Reisender mit einem Faible für München: Kaleb Erdmann hat sich dem Poetry Slam verschrieben. © Achim Schmidt

Poetry Slam wird immer beliebter. Zum ersten Mal finden die Bayerischen Meisterschaften in München statt, der Wettkampf ist ausverkauft. Wir haben mit Kaleb Erdmann über das Event gesprochen.

München - Zum ersten Mal finden die Bayerischen Meisterschaften im Poetry Slam in München statt. Noch bis zum Samstag buhlen die Poeten bei dem Dichterwettstreit um die Gunst des Publikums. Die Teilnehmer haben nur fünf Minuten, um mit ihrem witzigen, nachdenklichen oder gereimten Vortrag das Publikum zu überzeugen. Traditionell handeln die Texte von Alltäglichem oder Erlebtem. Die deutsche Slam-Szene erfreut sich immer größerer Beliebtheit und gilt nach der englischsprachigen als die zweitgrößte der Welt. Kaleb Erdmann startete seine Karriere als Poetry Slammer vor acht Jahren in München und schaffte es schon zweimal ins Finale der Bayerischen Slammeisterschaften. Wir haben mit dem 25-jährigen Poeten über seine Kunst gesprochen.

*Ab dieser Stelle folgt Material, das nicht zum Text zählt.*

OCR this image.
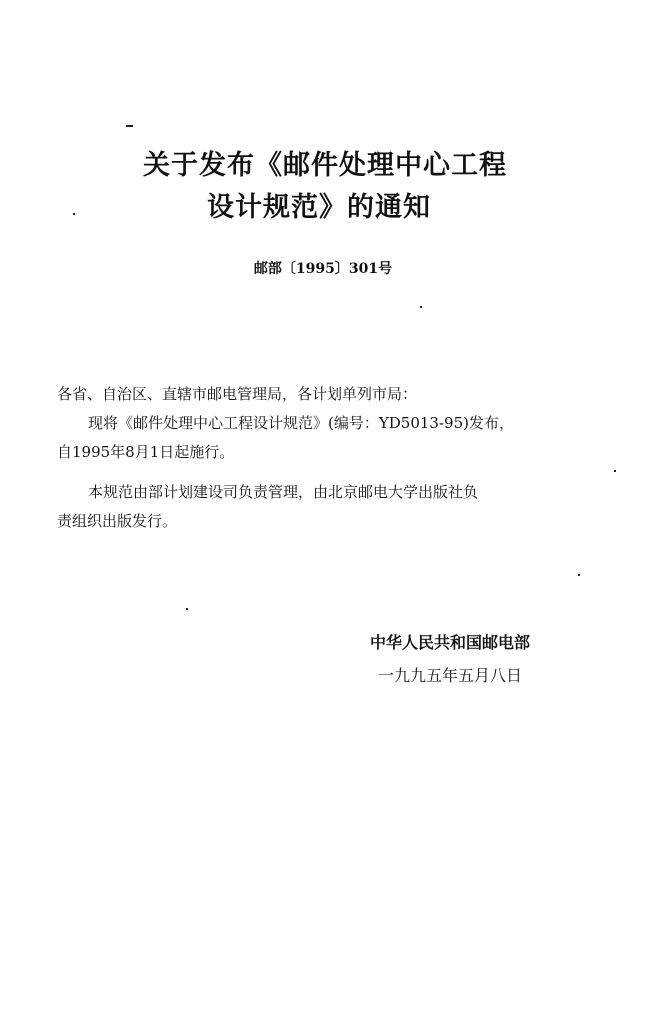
关于发布《邮件处理中心工程
设计规范》的通知
邮部〔1995〕301号
各省、自治区、直辖市邮电管理局，各计划单列市局：
现将《邮件处理中心工程设计规范》(编号：YD5013-95)发布，
自1995年8月1日起施行。
本规范由部计划建设司负责管理，由北京邮电大学出版社负
责组织出版发行。
中华人民共和国邮电部
一九九五年五月八日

Das Finale der Meisterschaften ist seit Wochen ausverkauft. Die Zuschauerzahlen wachsen. Warum ist Poetry Slam so erfolgreich?

Kaleb Erdmann: Ich denke, das liegt an dem ansprechenden Format. Der Wettbewerbscharakter der Veranstaltungen reizt die Leute. Dadurch, dass das Publikum entscheidet, welcher Poet noch einmal auftreten darf, gestalten die Zuschauer die Veranstaltung aktiv mit.

Was hat sich dadurch verändert?

Erdmann: Früher fand Poetry Slam in dreckigen Kellern statt, die Leute waren Freaks. Es war sehr locker, die Themen und die Struktur der Vortragsform waren noch nicht so festgelegt. Jeder konnte auf die Bühne. Das ist heute nicht mehr so. Die Poeten werden ausgesucht und eingeladen. Manchmal gibt es vielleicht noch ein oder zwei offene Plätze.

Was macht einen guten Poetry Slammer aus?

Erdmann: Mich beeindruckt immer, wenn jemand eine besondere Bühnenpräsenz hat. Stilistisch gefällt mir eine pointierte und trockene Erzählweise. Beschreibt ein Poet hingegen lang und kunstvoll, wie sich eine Blume öffnet, steige ich aus.

Ist Poetry Slam Literatur?

Erdmann: Nein. Es ist vielmehr eine Form von Theater, da es sich um eine performative Kunst handelt. Es ist so wenig Literatur, wie Kabarett Literatur ist. Poetry-Slam-Texte sind ja nicht geschrieben, um gelesen zu werden. Sie sind geschrieben, um vorgetragen zu werden.

Was ist für Sie das Schönste am Poetry Slam?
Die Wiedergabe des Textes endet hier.